Но растерявшаяся Надюська уже была настолько сбита и потеряна, что едва что могла соображать, и вместо Митькина, несмотря на слова Спанчева, была тут же расстреляна.
Оставшимся троим был дан «последний шанс» - вычислить и «задушить» предателя, в то время как надзиратели решали, на какой же итоговой дате наступления остановиться. Бурную инициативу в выявлении предателя проявила Горыныч. Она, казалось, единственная кто ни разу не теряла самообладания по ходу всей игры, и сейчас, взяв инициативу в свои руки, добилась от обескураженного Митькина, чтобы «задушенной» оказалась Крепова Лита.
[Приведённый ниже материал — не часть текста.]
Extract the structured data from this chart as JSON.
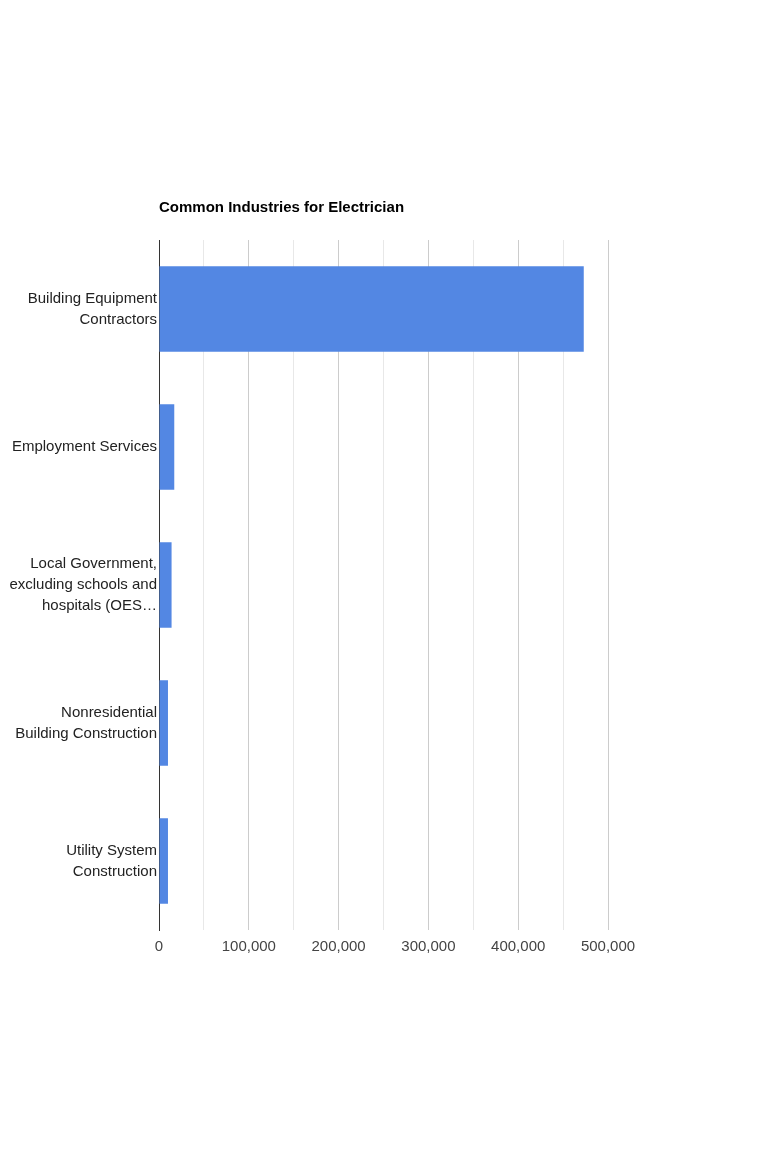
{
  "chart_data": {
    "type": "bar",
    "orientation": "horizontal",
    "title": "Common Industries for Electrician",
    "categories": [
      "Building Equipment Contractors",
      "Employment Services",
      "Local Government, excluding schools and hospitals (OES…",
      "Nonresidential Building Construction",
      "Utility System Construction"
    ],
    "values": [
      473000,
      17000,
      14000,
      10000,
      10000
    ],
    "color": "#5387e3",
    "xlim": [
      0,
      500000
    ],
    "xticks": [
      0,
      {
        "value": 50000,
        "label": null
      },
      {
        "value": 100000,
        "label": "100,000"
      },
      {
        "value": 150000,
        "label": null
      },
      {
        "value": 200000,
        "label": "200,000"
      },
      {
        "value": 250000,
        "label": null
      },
      {
        "value": 300000,
        "label": "300,000"
      },
      {
        "value": 350000,
        "label": null
      },
      {
        "value": 400000,
        "label": "400,000"
      },
      {
        "value": 450000,
        "label": null
      },
      {
        "value": 500000,
        "label": "500,000"
      }
    ],
    "grid": "x",
    "legend": false
  }
}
Наступила кульминация. Иваныч, вытащив смятую бумажку из мокрой от волнения руки Литы, объявил, что и она не была предателем. За сценой прошелестел выдох нетерпения. Все «трупы» внимательно наблюдали за всем происходящим, и сейчас были уверены, что предатель есть, безусловно, самоуверенная Горыныч, так искусно всех «слившая» по ходу игры.
Но у последних «красноармейцев» была еще надежда завершить игру в свою пользу, если «бендеровцы» выберут неправильную дату.
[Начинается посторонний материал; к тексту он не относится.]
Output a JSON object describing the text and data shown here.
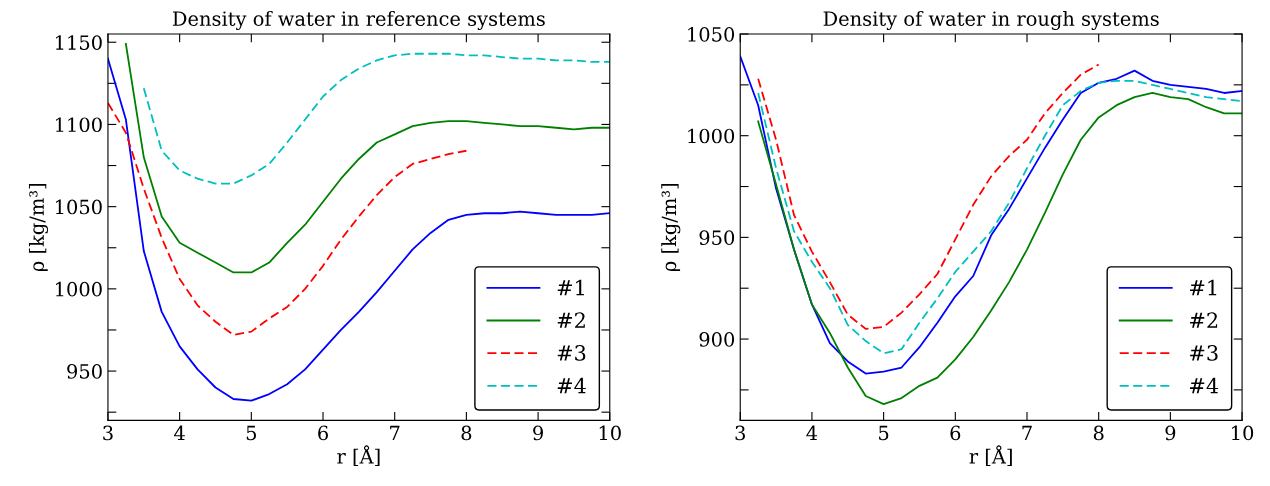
{
  "chart_data": [
    {
      "type": "line",
      "title": "Density of water in reference systems",
      "xlabel": "r [Å]",
      "ylabel": "ρ [kg/m³]",
      "xlim": [
        3,
        10
      ],
      "xticks": [
        3,
        4,
        5,
        6,
        7,
        8,
        9,
        10
      ],
      "ylim": [
        920,
        1155
      ],
      "yticks": [
        {
          "value": 925,
          "label": null
        },
        950,
        {
          "value": 975,
          "label": null
        },
        1000,
        {
          "value": 1025,
          "label": null
        },
        1050,
        {
          "value": 1075,
          "label": null
        },
        1100,
        {
          "value": 1125,
          "label": null
        },
        1150
      ],
      "grid": false,
      "legend": "lower right",
      "series": [
        {
          "name": "#1",
          "color": "#0000ff",
          "line_style": "solid",
          "x": [
            3,
            3.25,
            3.5,
            3.75,
            4,
            4.25,
            4.5,
            4.75,
            5,
            5.25,
            5.5,
            5.75,
            6,
            6.25,
            6.5,
            6.75,
            7,
            7.25,
            7.5,
            7.75,
            8,
            8.25,
            8.5,
            8.75,
            9,
            9.25,
            9.5,
            9.75,
            10
          ],
          "values": [
            1140,
            1103,
            1023,
            986,
            965,
            951,
            940,
            933,
            932,
            936,
            942,
            951,
            963,
            975,
            986,
            998,
            1011,
            1024,
            1034,
            1042,
            1045,
            1046,
            1046,
            1047,
            1046,
            1045,
            1045,
            1045,
            1046
          ]
        },
        {
          "name": "#2",
          "color": "#008000",
          "line_style": "solid",
          "x": [
            3.25,
            3.5,
            3.75,
            4,
            4.25,
            4.5,
            4.75,
            5,
            5.25,
            5.5,
            5.75,
            6,
            6.25,
            6.5,
            6.75,
            7,
            7.25,
            7.5,
            7.75,
            8,
            8.25,
            8.5,
            8.75,
            9,
            9.25,
            9.5,
            9.75,
            10
          ],
          "values": [
            1149,
            1080,
            1044,
            1028,
            1022,
            1016,
            1010,
            1010,
            1016,
            1028,
            1039,
            1053,
            1067,
            1079,
            1089,
            1094,
            1099,
            1101,
            1102,
            1102,
            1101,
            1100,
            1099,
            1099,
            1098,
            1097,
            1098,
            1098
          ]
        },
        {
          "name": "#3",
          "color": "#ff0000",
          "line_style": "dashed",
          "x": [
            3,
            3.25,
            3.5,
            3.75,
            4,
            4.25,
            4.5,
            4.75,
            5,
            5.25,
            5.5,
            5.75,
            6,
            6.25,
            6.5,
            6.75,
            7,
            7.25,
            7.5,
            7.75,
            8
          ],
          "values": [
            1113,
            1095,
            1061,
            1031,
            1006,
            990,
            980,
            972,
            974,
            982,
            989,
            1000,
            1014,
            1030,
            1044,
            1057,
            1068,
            1076,
            1079,
            1082,
            1084
          ]
        },
        {
          "name": "#4",
          "color": "#00bfbf",
          "line_style": "dashed",
          "x": [
            3.5,
            3.75,
            4,
            4.25,
            4.5,
            4.75,
            5,
            5.25,
            5.5,
            5.75,
            6,
            6.25,
            6.5,
            6.75,
            7,
            7.25,
            7.5,
            7.75,
            8,
            8.25,
            8.5,
            8.75,
            9,
            9.25,
            9.5,
            9.75,
            10
          ],
          "values": [
            1122,
            1084,
            1072,
            1067,
            1064,
            1064,
            1069,
            1076,
            1089,
            1103,
            1117,
            1127,
            1134,
            1139,
            1142,
            1143,
            1143,
            1143,
            1142,
            1142,
            1141,
            1140,
            1140,
            1139,
            1139,
            1138,
            1138
          ]
        }
      ]
    },
    {
      "type": "line",
      "title": "Density of water in rough systems",
      "xlabel": "r [Å]",
      "ylabel": "ρ [kg/m³]",
      "xlim": [
        3,
        10
      ],
      "xticks": [
        3,
        4,
        5,
        6,
        7,
        8,
        9,
        10
      ],
      "ylim": [
        860,
        1050
      ],
      "yticks": [
        {
          "value": 875,
          "label": null
        },
        900,
        {
          "value": 925,
          "label": null
        },
        950,
        {
          "value": 975,
          "label": null
        },
        1000,
        {
          "value": 1025,
          "label": null
        },
        1050
      ],
      "grid": false,
      "legend": "lower right",
      "series": [
        {
          "name": "#1",
          "color": "#0000ff",
          "line_style": "solid",
          "x": [
            3,
            3.25,
            3.5,
            3.75,
            4,
            4.25,
            4.5,
            4.75,
            5,
            5.25,
            5.5,
            5.75,
            6,
            6.25,
            6.5,
            6.75,
            7,
            7.25,
            7.5,
            7.75,
            8,
            8.25,
            8.5,
            8.75,
            9,
            9.25,
            9.5,
            9.75,
            10
          ],
          "values": [
            1039,
            1015,
            974,
            944,
            917,
            898,
            889,
            883,
            884,
            886,
            896,
            908,
            921,
            931,
            951,
            964,
            979,
            994,
            1008,
            1021,
            1026,
            1028,
            1032,
            1027,
            1025,
            1024,
            1023,
            1021,
            1022
          ]
        },
        {
          "name": "#2",
          "color": "#008000",
          "line_style": "solid",
          "x": [
            3.25,
            3.5,
            3.75,
            4,
            4.25,
            4.5,
            4.75,
            5,
            5.25,
            5.5,
            5.75,
            6,
            6.25,
            6.5,
            6.75,
            7,
            7.25,
            7.5,
            7.75,
            8,
            8.25,
            8.5,
            8.75,
            9,
            9.25,
            9.5,
            9.75,
            10
          ],
          "values": [
            1007,
            976,
            944,
            917,
            903,
            886,
            872,
            868,
            871,
            877,
            881,
            890,
            901,
            914,
            928,
            944,
            962,
            981,
            998,
            1009,
            1015,
            1019,
            1021,
            1019,
            1018,
            1014,
            1011,
            1011
          ]
        },
        {
          "name": "#3",
          "color": "#ff0000",
          "line_style": "dashed",
          "x": [
            3.25,
            3.5,
            3.75,
            4,
            4.25,
            4.5,
            4.75,
            5,
            5.25,
            5.5,
            5.75,
            6,
            6.25,
            6.5,
            6.75,
            7,
            7.25,
            7.5,
            7.75,
            8
          ],
          "values": [
            1028,
            998,
            961,
            943,
            928,
            912,
            905,
            906,
            913,
            922,
            932,
            949,
            966,
            980,
            990,
            998,
            1011,
            1021,
            1030,
            1035
          ]
        },
        {
          "name": "#4",
          "color": "#00bfbf",
          "line_style": "dashed",
          "x": [
            3.25,
            3.5,
            3.75,
            4,
            4.25,
            4.5,
            4.75,
            5,
            5.25,
            5.5,
            5.75,
            6,
            6.25,
            6.5,
            6.75,
            7,
            7.25,
            7.5,
            7.75,
            8,
            8.25,
            8.5,
            8.75,
            9,
            9.25,
            9.5,
            9.75,
            10
          ],
          "values": [
            1021,
            984,
            953,
            938,
            925,
            907,
            899,
            893,
            895,
            908,
            920,
            933,
            943,
            953,
            967,
            984,
            1000,
            1015,
            1022,
            1026,
            1027,
            1027,
            1025,
            1023,
            1021,
            1019,
            1018,
            1017
          ]
        }
      ]
    }
  ]
}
Спанчев вместе с Сабадаш, отойдя в угол зала, совещались перед принятием контрольного решения. Слышно их было плохо, но было видно, как жестикулирует руками Спанчев, что-то доказывая своей «начальнице», а та как бы с недоверием слушает его и не торопится поверить его словам. Наконец, Папаша был вынужден «настоятельно попросить» подойти ко всем и объявить окончательное решение. Спанчев, сощурив глаза, лукаво улыбаясь и почесывая зубы, предпочел остаться на месте, а Саша, в конце концов, решительно направилась ко всем участникам игры.
И вот, скрывая нетерпение, устремив маленькие пронзительные глаза на Иваныча, она заявила, что датой наступления является шестое июля…. И сразу же за кругом прошелестел выдох горестного разочарования. У каждого из злополучных «красноармейцев» на карточке была написана эта дата, а это означало, что «бендеровцам» все-таки удалось ее вызнать, и они победили в игре.
Но самое поразительное произошло, когда Иваныч, поздравив единственно оставшихся в живых Митькина и Горыныча, предложил им показать свои карточки, чтобы все, наконец, узнали, кто был предателем. Оказалось, что им был, не Горыныч, а Митькин. Иваныч сам не поверил – он даже поднес его бумажку к лицу и показал ее всем – она действительно была пустая. За сценой раздался взрыв неопределенных звуков. «Трупы» хлопали, смеялись, издавали какие-то неопределенные возгласы, типа: «Ай да Вовчик!..»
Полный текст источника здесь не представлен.